Department of Forensic Medicine and Toxicology, National and Kapodistrian University of Athens, Athens, Greece.
Department of Pathology, Massachusetts General Hospital, Harvard Medical School, Boston, MA, 02114, USA.
Cardiovasc Pathol. 2019 May-Jun;40:7-11. doi: 10.1016/j.carpath.2018.12.008. Epub 2019 Jan 3.
Cardiac iron overload following liver transplantation in patients without hemochromatosis but with severe hepatic iron deposition has been reported to result in heart failure and/or death in case reports and small case series. However, the frequency and causes of cardiac iron overload following liver transplantation and its relationship to cardiac dysfunction in patients without severe hepatic iron deposition are unclear.

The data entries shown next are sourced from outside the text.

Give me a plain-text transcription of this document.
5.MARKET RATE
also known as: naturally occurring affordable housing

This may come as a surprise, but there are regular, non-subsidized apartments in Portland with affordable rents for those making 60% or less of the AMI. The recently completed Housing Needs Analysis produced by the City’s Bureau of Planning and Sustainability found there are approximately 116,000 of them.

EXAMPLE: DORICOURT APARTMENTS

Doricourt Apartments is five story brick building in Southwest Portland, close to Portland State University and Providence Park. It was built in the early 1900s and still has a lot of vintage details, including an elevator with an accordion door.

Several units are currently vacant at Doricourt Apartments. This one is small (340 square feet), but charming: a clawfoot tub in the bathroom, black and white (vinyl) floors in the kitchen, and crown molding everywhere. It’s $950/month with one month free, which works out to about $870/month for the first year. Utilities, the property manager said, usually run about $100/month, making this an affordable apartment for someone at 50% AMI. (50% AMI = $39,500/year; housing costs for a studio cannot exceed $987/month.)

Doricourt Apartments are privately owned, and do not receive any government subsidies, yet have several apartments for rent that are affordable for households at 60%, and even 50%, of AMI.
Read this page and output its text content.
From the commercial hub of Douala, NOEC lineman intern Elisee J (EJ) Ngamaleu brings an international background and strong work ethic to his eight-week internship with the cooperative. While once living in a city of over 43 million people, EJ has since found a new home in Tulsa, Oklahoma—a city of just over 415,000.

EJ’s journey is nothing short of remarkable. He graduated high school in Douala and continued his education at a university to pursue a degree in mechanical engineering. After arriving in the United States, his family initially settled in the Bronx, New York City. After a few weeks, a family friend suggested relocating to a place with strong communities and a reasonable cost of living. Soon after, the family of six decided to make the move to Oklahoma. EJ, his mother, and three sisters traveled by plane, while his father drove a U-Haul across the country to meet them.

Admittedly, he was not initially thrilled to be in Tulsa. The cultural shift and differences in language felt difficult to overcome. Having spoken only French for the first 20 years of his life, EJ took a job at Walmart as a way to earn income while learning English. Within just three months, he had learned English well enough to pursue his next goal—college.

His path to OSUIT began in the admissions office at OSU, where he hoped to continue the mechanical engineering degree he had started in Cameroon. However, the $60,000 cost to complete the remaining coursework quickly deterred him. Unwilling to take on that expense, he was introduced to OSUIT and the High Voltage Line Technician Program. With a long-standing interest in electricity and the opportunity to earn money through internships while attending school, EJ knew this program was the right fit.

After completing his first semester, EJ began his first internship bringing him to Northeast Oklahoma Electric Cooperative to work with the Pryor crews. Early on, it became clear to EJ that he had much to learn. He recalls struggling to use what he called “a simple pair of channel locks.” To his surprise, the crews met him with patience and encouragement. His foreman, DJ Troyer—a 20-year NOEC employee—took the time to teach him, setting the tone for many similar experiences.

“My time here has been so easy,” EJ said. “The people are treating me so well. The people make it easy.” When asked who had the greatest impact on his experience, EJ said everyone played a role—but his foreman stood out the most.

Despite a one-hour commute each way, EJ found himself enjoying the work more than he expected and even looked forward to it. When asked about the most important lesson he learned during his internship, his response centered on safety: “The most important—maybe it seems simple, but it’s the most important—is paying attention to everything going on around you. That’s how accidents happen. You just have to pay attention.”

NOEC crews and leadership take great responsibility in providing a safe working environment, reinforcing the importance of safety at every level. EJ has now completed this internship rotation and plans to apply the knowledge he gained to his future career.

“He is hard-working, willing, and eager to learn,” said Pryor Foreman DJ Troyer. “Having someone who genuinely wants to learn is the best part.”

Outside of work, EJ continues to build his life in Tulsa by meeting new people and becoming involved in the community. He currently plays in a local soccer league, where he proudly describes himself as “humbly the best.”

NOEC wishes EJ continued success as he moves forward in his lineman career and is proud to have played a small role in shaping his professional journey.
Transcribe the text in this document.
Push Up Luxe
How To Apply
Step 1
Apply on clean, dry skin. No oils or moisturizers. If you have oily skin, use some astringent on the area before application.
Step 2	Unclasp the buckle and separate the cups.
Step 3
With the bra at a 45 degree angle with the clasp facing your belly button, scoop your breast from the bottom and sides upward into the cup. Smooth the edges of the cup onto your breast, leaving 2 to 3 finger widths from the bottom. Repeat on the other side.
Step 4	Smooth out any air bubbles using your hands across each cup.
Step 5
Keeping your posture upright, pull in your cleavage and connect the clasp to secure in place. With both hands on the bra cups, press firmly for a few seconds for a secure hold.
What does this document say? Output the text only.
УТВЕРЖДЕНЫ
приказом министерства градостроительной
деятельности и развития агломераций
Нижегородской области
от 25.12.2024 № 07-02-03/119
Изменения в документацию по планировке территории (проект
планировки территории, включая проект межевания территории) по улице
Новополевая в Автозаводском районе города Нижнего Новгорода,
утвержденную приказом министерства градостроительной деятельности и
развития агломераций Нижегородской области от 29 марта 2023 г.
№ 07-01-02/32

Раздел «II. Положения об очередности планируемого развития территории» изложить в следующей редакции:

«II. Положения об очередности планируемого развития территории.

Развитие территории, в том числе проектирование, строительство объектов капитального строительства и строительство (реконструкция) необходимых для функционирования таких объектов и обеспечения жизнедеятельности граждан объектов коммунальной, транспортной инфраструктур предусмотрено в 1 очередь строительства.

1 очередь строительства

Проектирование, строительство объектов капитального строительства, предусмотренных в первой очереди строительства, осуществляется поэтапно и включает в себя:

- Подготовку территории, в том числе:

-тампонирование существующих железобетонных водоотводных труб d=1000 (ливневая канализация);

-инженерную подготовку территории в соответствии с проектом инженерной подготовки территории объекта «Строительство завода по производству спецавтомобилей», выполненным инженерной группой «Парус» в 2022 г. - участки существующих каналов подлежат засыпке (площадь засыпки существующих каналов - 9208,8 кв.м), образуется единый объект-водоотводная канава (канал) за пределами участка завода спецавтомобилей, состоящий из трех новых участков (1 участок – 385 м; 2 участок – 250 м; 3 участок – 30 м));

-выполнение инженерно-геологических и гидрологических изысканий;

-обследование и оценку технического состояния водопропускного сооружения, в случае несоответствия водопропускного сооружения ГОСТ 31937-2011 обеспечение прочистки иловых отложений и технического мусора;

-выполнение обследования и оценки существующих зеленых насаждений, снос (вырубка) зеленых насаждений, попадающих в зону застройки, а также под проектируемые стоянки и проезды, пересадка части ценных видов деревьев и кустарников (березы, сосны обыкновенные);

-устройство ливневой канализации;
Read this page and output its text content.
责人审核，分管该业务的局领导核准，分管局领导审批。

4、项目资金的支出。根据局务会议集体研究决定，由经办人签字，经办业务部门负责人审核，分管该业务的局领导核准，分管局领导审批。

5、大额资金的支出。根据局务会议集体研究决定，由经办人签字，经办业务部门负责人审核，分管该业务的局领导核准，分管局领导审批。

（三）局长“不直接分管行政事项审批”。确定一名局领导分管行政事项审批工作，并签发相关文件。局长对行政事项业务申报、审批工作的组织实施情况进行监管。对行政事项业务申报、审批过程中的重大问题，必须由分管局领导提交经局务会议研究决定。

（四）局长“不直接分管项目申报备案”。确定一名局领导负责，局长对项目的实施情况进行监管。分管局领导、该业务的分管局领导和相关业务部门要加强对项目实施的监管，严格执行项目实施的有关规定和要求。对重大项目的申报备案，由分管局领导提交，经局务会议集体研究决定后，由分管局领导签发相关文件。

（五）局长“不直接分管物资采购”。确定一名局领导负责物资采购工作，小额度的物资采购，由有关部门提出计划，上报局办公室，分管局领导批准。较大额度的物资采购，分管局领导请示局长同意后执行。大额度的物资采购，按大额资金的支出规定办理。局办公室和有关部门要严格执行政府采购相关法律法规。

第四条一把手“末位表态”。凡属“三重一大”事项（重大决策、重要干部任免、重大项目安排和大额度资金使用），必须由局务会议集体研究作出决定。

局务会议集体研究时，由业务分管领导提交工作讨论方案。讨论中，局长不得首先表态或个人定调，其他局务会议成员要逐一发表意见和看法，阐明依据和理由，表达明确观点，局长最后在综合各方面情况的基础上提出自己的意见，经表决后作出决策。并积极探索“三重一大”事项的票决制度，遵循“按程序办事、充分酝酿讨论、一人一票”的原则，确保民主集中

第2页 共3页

The primary inclusion criteria for this study were liver transplantation followed by autopsy or cardiac transplantation within 1 year. Cases of known hemochromatosis were excluded. Iron stains were performed on left ventricular myocardium from either the autopsy or surgically resected heart, as well as the surgically resected liver.
Nineteen cases met the study criteria: 18 autopsies and 1 case of cardiac transplantation. None of the resected livers evaluated showed severe iron deposition. Myocardial iron deposition was identified in 7 (37%) of the cases. The presence of myocardial iron deposition was not significantly associated with the grade of hepatic iron deposition, or the pre-liver transplantation serum iron or ferritin levels. However, in the patients with myocardial iron deposition, there were trends toward higher pretransplant transferrin saturation (TSAT) and more units of red blood cells transfused (uRBC). The product of the TSAT multiplied by the uRBC was significantly greater in the patients with myocardial iron deposition [4700 (3100-9800) vs. 680 (400-2300), median (interquartile range), P=.003]. New reduced left ventricular ejection fraction (<50%) following liver transplantation occurred in four of five patients with myocardial iron deposition, compared with zero of eight patients without myocardial iron deposition (P=.007).
In this series of patients without severe hepatic iron deposition, cardiac iron overload was associated with cardiac dysfunction following liver transplantation and was related to the product of the pre-liver transplant TSAT multiplied by the number of uRBC transfused during and following the surgery.
在没有血色病但肝铁沉积严重的患者中,肝移植后发生心脏铁过载可导致心力衰竭和/或死亡,这在病例报告和小病例系列中已有报道。然而,肝移植后心脏铁过载的频率和原因以及其与无严重肝铁沉积患者的心脏功能障碍的关系尚不清楚。
本研究的主要纳入标准是肝移植后 1 年内行尸检或心脏移植。排除已知血色病的病例。对尸检或手术切除的心脏以及手术切除的肝脏的左心室心肌进行铁染色。
19 例符合研究标准:18 例尸检和 1 例心脏移植。评估的所有切除肝脏均未见严重铁沉积。7 例(37%)患者存在心肌铁沉积。心肌铁沉积的存在与肝铁沉积程度、肝移植前血清铁或铁蛋白水平无显著相关性。然而,在存在心肌铁沉积的患者中,移植前转铁蛋白饱和度(TSAT)和红细胞输注单位(uRBC)更高,呈趋势性。心肌铁沉积患者的 TSAT 与 uRBC 的乘积显著大于无心肌铁沉积患者[4700(3100-9800)比 680(400-2300),中位数(四分位距),P=.003]。4 例存在心肌铁沉积的患者在肝移植后新发左心室射血分数降低(<50%),而 8 例无心肌铁沉积的患者无一例新发左心室射血分数降低(P=.007)。
在本系列无严重肝铁沉积的患者中,心脏铁过载与肝移植后心脏功能障碍有关,与肝移植前 TSAT 与手术期间和手术后 uRBC 输注量的乘积有关。